День, когда пала ночь - Саманта Шеннон
Шрифт:
Интервал:
Закладка:
– Хватит! – Эсбар выдернула у нее руку и шагнула на балкон. – Слышать не могу, как ты снова оправдываешь ее глупость.
– Она клянется, что ни слова не сказала ему об обители.
– Даже если так, чужак должен был понять, что она не живет в лесу, как дикий зверь. На ней добротная одежда, она вооружена, и еще ихневмон. Если он проронил хоть слово об этом в Димбау, они заподозрят и станут искать, а если найдут, захотят присвоить силу дерева. И все наши надежды осилить Безымянного рухнут.
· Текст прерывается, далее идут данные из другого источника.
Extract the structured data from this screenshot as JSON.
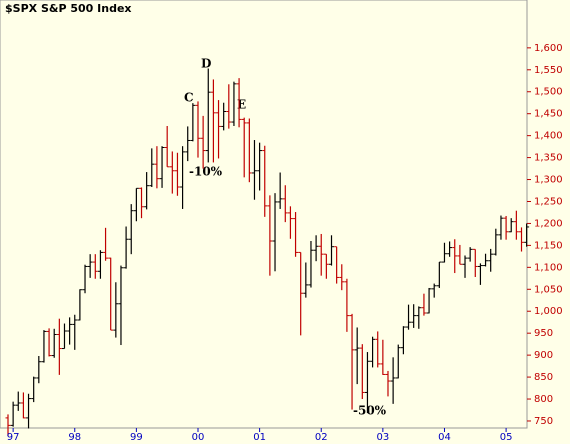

– Эс, прошу тебя. Должен быть другой способ.
– Какой?
– Сию заслуживает голоса в этом деле, – тихо сказала Тунува. – Позволь, я предложу ей выбор.
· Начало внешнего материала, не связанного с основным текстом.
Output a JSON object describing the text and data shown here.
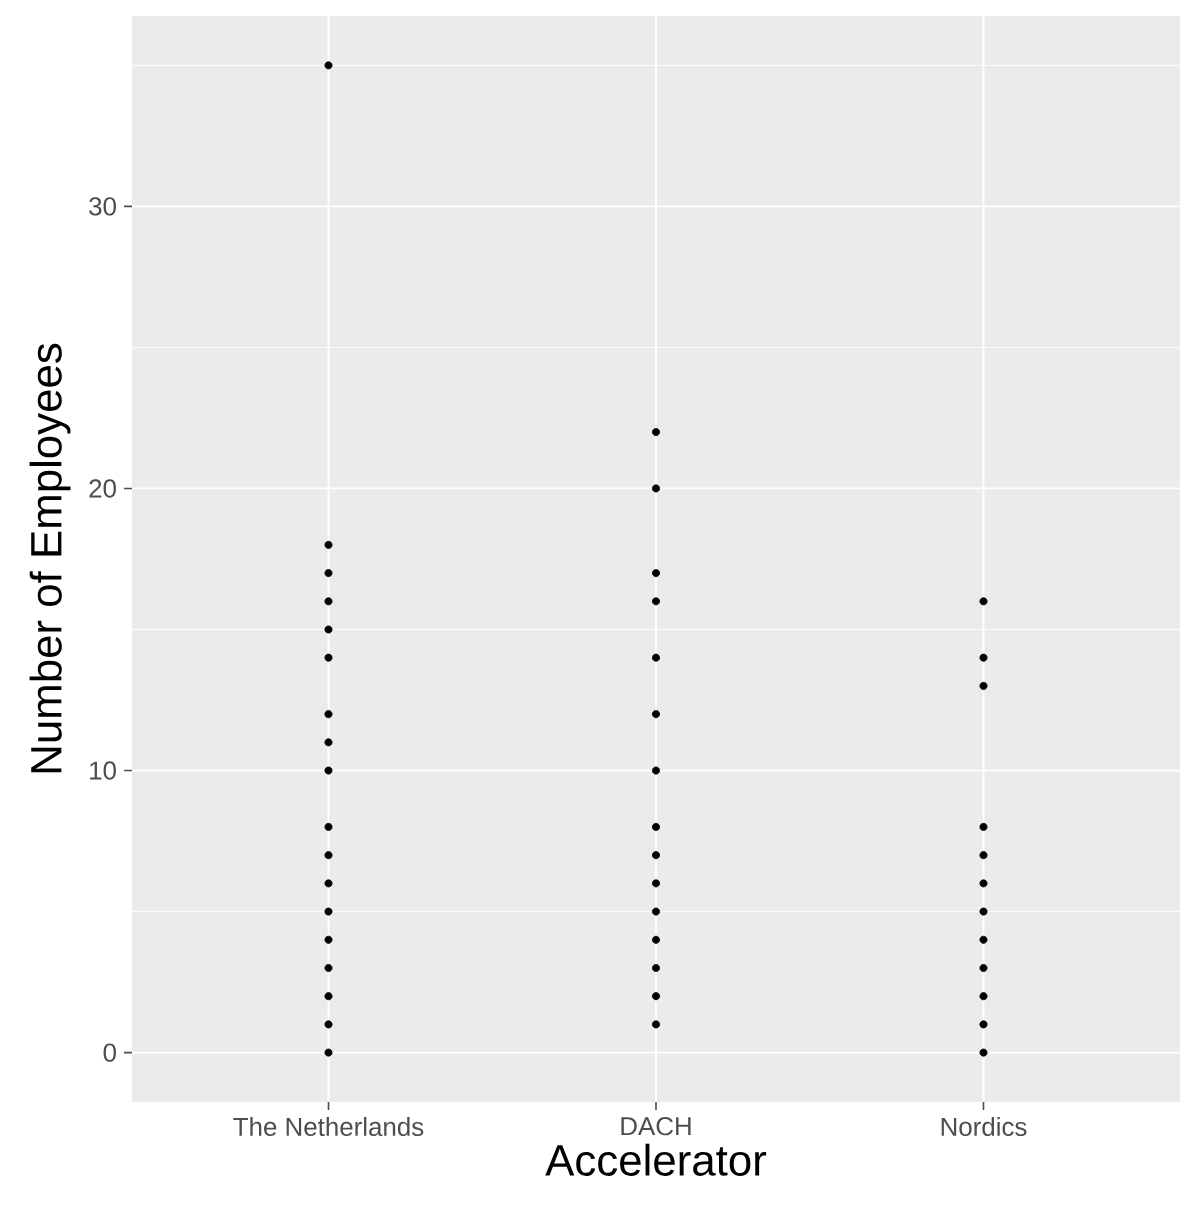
{
  "chart_data": {
    "type": "scatter",
    "xlabel": "Accelerator",
    "ylabel": "Number of Employees",
    "categories": [
      "The Netherlands",
      "DACH",
      "Nordics"
    ],
    "series": [
      {
        "color": "#000000",
        "x": [
          "The Netherlands",
          "The Netherlands",
          "The Netherlands",
          "The Netherlands",
          "The Netherlands",
          "The Netherlands",
          "The Netherlands",
          "The Netherlands",
          "The Netherlands",
          "The Netherlands",
          "The Netherlands",
          "The Netherlands",
          "The Netherlands",
          "The Netherlands",
          "The Netherlands",
          "The Netherlands",
          "The Netherlands",
          "The Netherlands"
        ],
        "values": [
          35,
          18,
          17,
          16,
          15,
          14,
          12,
          11,
          10,
          8,
          7,
          6,
          5,
          4,
          3,
          2,
          1,
          0
        ]
      },
      {
        "color": "#000000",
        "x": [
          "DACH",
          "DACH",
          "DACH",
          "DACH",
          "DACH",
          "DACH",
          "DACH",
          "DACH",
          "DACH",
          "DACH",
          "DACH",
          "DACH",
          "DACH",
          "DACH",
          "DACH"
        ],
        "values": [
          22,
          20,
          17,
          16,
          14,
          12,
          10,
          8,
          7,
          6,
          5,
          4,
          3,
          2,
          1
        ]
      },
      {
        "color": "#000000",
        "x": [
          "Nordics",
          "Nordics",
          "Nordics",
          "Nordics",
          "Nordics",
          "Nordics",
          "Nordics",
          "Nordics",
          "Nordics",
          "Nordics",
          "Nordics",
          "Nordics"
        ],
        "values": [
          16,
          14,
          13,
          8,
          7,
          6,
          5,
          4,
          3,
          2,
          1,
          0
        ]
      }
    ],
    "ylim": [
      -1.75,
      36.75
    ],
    "yticks": [
      0,
      10,
      20,
      30
    ],
    "grid": true,
    "marker": "circle"
  }
}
Эсбар перехватила ее взгляд. Денаг всегда держала у себя запас сладких пустынных трав, вызывающих выкидыш.
– Это уничтожит доказательство ее встреч с чужаком.
Тунува молчала. Молчала долго. Молчала, вглядываясь куда-то в даль, как и Эсбар.
– Если я и скрою это от настоятельницы, – заговорила она, – то при одном условии.
– Назови его.
– Чужак должен умереть. Иначе угрозу от обители не отвести.
Тунува вспомнила лицо Сию, когда та рассказывала об этом Анайсо. Сколько радости и нежности было в ее улыбке.
– Это разобьет ей сердце, – сквозь ком в горле сказала она. – И она поймет, что это мы.
– Скажу ей, что это я, и сделаю это одна. Когда-нибудь она поймет, что иначе было нельзя. – Эсбар коснулась ее щеки. – Я знаю, ты ее любишь. Понимаю, ты хочешь защитить ее от всякой боли. Но нет ничего выше нашего призвания.
«Ты не допустишь, чтобы иная любовь пересилила твою любовь к Матери».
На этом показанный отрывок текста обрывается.